『急にごめん!お願いやから、後藤 神楽に一票いれて!死票で落ちてほしくない!』

久々に来たメッセージは結婚式参列してくれてありがとうというメッセージから半年ほど経った後だった。

沙良がアイドルオタクで、いろんなジャンルのアイドルを応援していたのは中学生の頃から知っていた。
当時はキラキラで全身凄い色のスーツを来た美少年が舞台の上で歌い、踊り、時に泣きしている姿を見る素晴らしさを私に説明してくれていた。

私は、沙良ほど熱を入れることはなかったが、テレビに出てくるアイドルの顔と名前を一致させる程度は認識できるようになっていた。

沙良は自分の年齢より3つくらい離れた、澤田純也くん?(だったはず)を応援していた。

時にLIVEDVDを一緒に鑑賞したり、お土産にライブグッズをくれたりしていた。

でも、澤田くんが未成年飲酒と恋人への暴行が夜にバレてから、次第にその話をしなくなった。

もう、アイドルには興味がなくなったのだと勝手に思っていたのだけど、メッセージをみる限りそうでもなさそうだった。

最近、サバイバルオーディション番組が流行っているようだった。韓国ではよくある番組で人気だという。

アイドルオーディションで、合格か否かを決めるのは、テレビを観ている私たち一般人という、視聴者参加型番組を、沙良は見ているようだった。

『私、番組見てないんやけど』

『この子!チッケムだけでもいろんな子見て!最終投票来週やからそれまでに過去放送出来る範囲でおさらいして!2票投票できるから、あと一人は好きな人に入れて!』

早口でまくしたてるような言い方。文字なのに温泉で再生された。

画像と動画が追加で送られてきた。

学生服を着た、流し目の彼はこちらを試すかのような表情をしていた。
送られてきた動画は1分PRというもので、彼が投票を呼びかけるものだった。

凛々しい顔立ちをして、特技のけん玉をする姿は、確かにギャップがあった。
けん玉の世界一周を成功させると、弾けるような笑顔を見せた。まだ18歳だというのがそれだけでわかる。フレッシュで生き生きとしてて、頬のハイライトが自然発生しているものだった。

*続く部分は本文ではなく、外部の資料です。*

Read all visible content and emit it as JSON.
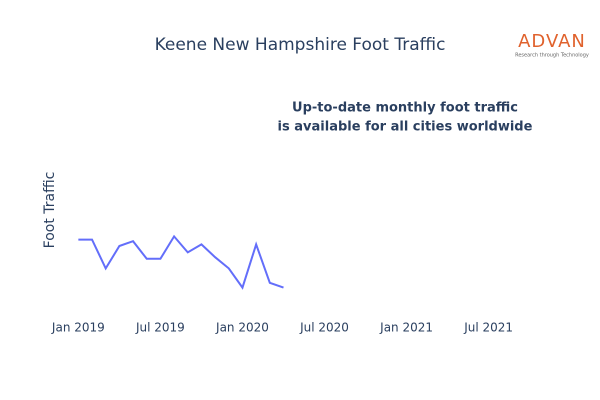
{
  "chart_data": {
    "type": "line",
    "title": "Keene New Hampshire Foot Traffic",
    "y_label": "Foot Traffic",
    "annotation": [
      "Up-to-date monthly foot traffic",
      "is available for all cities worldwide"
    ],
    "logo": {
      "name": "ADVAN",
      "tagline": "Research through Technology"
    },
    "x": [
      "2019-01",
      "2019-02",
      "2019-03",
      "2019-04",
      "2019-05",
      "2019-06",
      "2019-07",
      "2019-08",
      "2019-09",
      "2019-10",
      "2019-11",
      "2019-12",
      "2020-01",
      "2020-02",
      "2020-03",
      "2020-04"
    ],
    "series": [
      {
        "name": "Foot Traffic",
        "color": "#636efa",
        "values": [
          44,
          44,
          26,
          40,
          43,
          32,
          32,
          46,
          36,
          41,
          33,
          26,
          14,
          41,
          17,
          14
        ]
      }
    ],
    "xlim": [
      "2018-11",
      "2021-09"
    ],
    "xticks": [
      {
        "value": "2019-01",
        "label": "Jan 2019"
      },
      {
        "value": "2019-07",
        "label": "Jul 2019"
      },
      {
        "value": "2020-01",
        "label": "Jan 2020"
      },
      {
        "value": "2020-07",
        "label": "Jul 2020"
      },
      {
        "value": "2021-01",
        "label": "Jan 2021"
      },
      {
        "value": "2021-07",
        "label": "Jul 2021"
      }
    ],
    "ylim": [
      0,
      100
    ],
    "grid": false
  }
}
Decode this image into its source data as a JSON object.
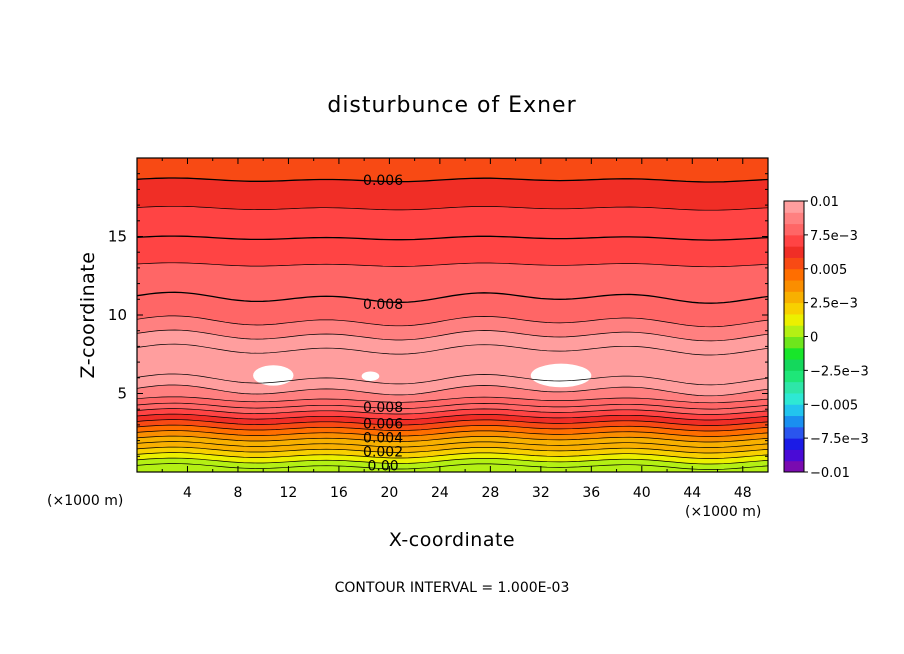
{
  "chart_data": {
    "type": "heatmap",
    "title": "disturbunce of Exner",
    "xlabel": "X-coordinate",
    "ylabel": "Z-coordinate",
    "x_unit_left": "(×1000 m)",
    "x_unit_right": "(×1000 m)",
    "xlim": [
      0,
      50
    ],
    "ylim": [
      0,
      20
    ],
    "x_ticks": [
      4,
      8,
      12,
      16,
      20,
      24,
      28,
      32,
      36,
      40,
      44,
      48
    ],
    "y_ticks": [
      5,
      10,
      15
    ],
    "footer": "CONTOUR INTERVAL = 1.000E-03",
    "colorbar": {
      "ticks": [
        {
          "v": 0.01,
          "label": "0.01"
        },
        {
          "v": 0.0075,
          "label": "7.5e−3"
        },
        {
          "v": 0.005,
          "label": "0.005"
        },
        {
          "v": 0.0025,
          "label": "2.5e−3"
        },
        {
          "v": 0,
          "label": "0"
        },
        {
          "v": -0.0025,
          "label": "−2.5e−3"
        },
        {
          "v": -0.005,
          "label": "−0.005"
        },
        {
          "v": -0.0075,
          "label": "−7.5e−3"
        },
        {
          "v": -0.01,
          "label": "−0.01"
        }
      ],
      "colors": [
        "#7a0bb0",
        "#4a0bd6",
        "#1b1be6",
        "#2a55ee",
        "#1a8ff0",
        "#22c4ee",
        "#2ee8d4",
        "#2ee6a8",
        "#1ee678",
        "#14d85c",
        "#18e62a",
        "#6ee61c",
        "#b4f014",
        "#ecf000",
        "#f8d000",
        "#f8b000",
        "#fa8e00",
        "#ff6e00",
        "#f84a14",
        "#f02e26",
        "#ff4444",
        "#ff6666",
        "#ff8080",
        "#ff9e9e"
      ],
      "vmin": -0.01,
      "vmax": 0.01
    },
    "contour_labels": [
      {
        "text": "0.006",
        "x": 19.5,
        "y": 18.6
      },
      {
        "text": "0.008",
        "x": 19.5,
        "y": 10.7
      },
      {
        "text": "0.008",
        "x": 19.5,
        "y": 4.15
      },
      {
        "text": "0.006",
        "x": 19.5,
        "y": 3.1
      },
      {
        "text": "0.004",
        "x": 19.5,
        "y": 2.2
      },
      {
        "text": "0.002",
        "x": 19.5,
        "y": 1.3
      },
      {
        "text": "0.00",
        "x": 19.5,
        "y": 0.4
      }
    ],
    "bands": [
      {
        "z0": 0.0,
        "z1": 0.35,
        "value": 0.0
      },
      {
        "z0": 0.35,
        "z1": 0.7,
        "value": 0.0006
      },
      {
        "z0": 0.7,
        "z1": 1.05,
        "value": 0.0013
      },
      {
        "z0": 1.05,
        "z1": 1.4,
        "value": 0.0019
      },
      {
        "z0": 1.4,
        "z1": 1.75,
        "value": 0.0026
      },
      {
        "z0": 1.75,
        "z1": 2.1,
        "value": 0.0033
      },
      {
        "z0": 2.1,
        "z1": 2.45,
        "value": 0.0041
      },
      {
        "z0": 2.45,
        "z1": 2.8,
        "value": 0.0048
      },
      {
        "z0": 2.8,
        "z1": 3.15,
        "value": 0.0055
      },
      {
        "z0": 3.15,
        "z1": 3.5,
        "value": 0.0062
      },
      {
        "z0": 3.5,
        "z1": 3.85,
        "value": 0.0069
      },
      {
        "z0": 3.85,
        "z1": 4.2,
        "value": 0.0076
      },
      {
        "z0": 4.2,
        "z1": 4.6,
        "value": 0.0083
      },
      {
        "z0": 4.6,
        "z1": 5.2,
        "value": 0.0089
      },
      {
        "z0": 5.2,
        "z1": 5.9,
        "value": 0.0094
      },
      {
        "z0": 5.9,
        "z1": 7.8,
        "value": 0.0098
      },
      {
        "z0": 7.8,
        "z1": 8.7,
        "value": 0.0093
      },
      {
        "z0": 8.7,
        "z1": 9.6,
        "value": 0.0088
      },
      {
        "z0": 9.6,
        "z1": 11.1,
        "value": 0.0083
      },
      {
        "z0": 11.1,
        "z1": 13.2,
        "value": 0.0078
      },
      {
        "z0": 13.2,
        "z1": 14.9,
        "value": 0.0073
      },
      {
        "z0": 14.9,
        "z1": 16.8,
        "value": 0.0068
      },
      {
        "z0": 16.8,
        "z1": 18.6,
        "value": 0.0063
      },
      {
        "z0": 18.6,
        "z1": 20.0,
        "value": 0.0058
      }
    ],
    "maxima_regions": [
      {
        "x": 10.8,
        "y": 6.15,
        "rx": 1.6,
        "ry": 0.65
      },
      {
        "x": 18.5,
        "y": 6.1,
        "rx": 0.7,
        "ry": 0.3
      },
      {
        "x": 33.6,
        "y": 6.15,
        "rx": 2.4,
        "ry": 0.75
      }
    ]
  }
}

澤田くんの顔を思い出そうとしてもモザイクがかかって鮮明には思い出せない。でもこの後藤 神楽くんには似てないし、沙良の旦那にも似てなかった。


まず後藤神楽くんに一票入れるとして、後残り、27名から選ぶ必要があった。上位11人でデビューが決定するらしい。

ネットで調べると、ファンそれぞれが票獲得のために宣伝をしていた。


まだ一般人の彼らにそこまで熱を上げられる顔も知らない人たちが日本にたくさんいる。私の近くに沙良がいる。


「すごいわ…」

とりあえず、後藤神楽くんとケミ(仲良しコンビみたいなものらしい)と言われる桜井理人くんに投票を決めた。

後藤神楽くんは予想順位6位、桜井理人くんは12位だった。

『後藤神楽くん、6位やけど』

『みんな6位で安心して、他の人に投票してしまうんよ。そうしたら結局後藤神楽くんの獲得票そのものが少なくなって圏外になる!今までのサバ番はそれでデビューできない、魔の6位になった子がたくさんおる!』

彼女も必死なのか、すごい速さのフリック入力で私に問いかける。

とりあえず私の票は後藤神楽と桜井理人のものになった。

そして3日後の最終回、無事、後藤神楽くんと桜井理人くんは8位と11位でデビューした。

そこで私の興味と仕事が終われば良かった。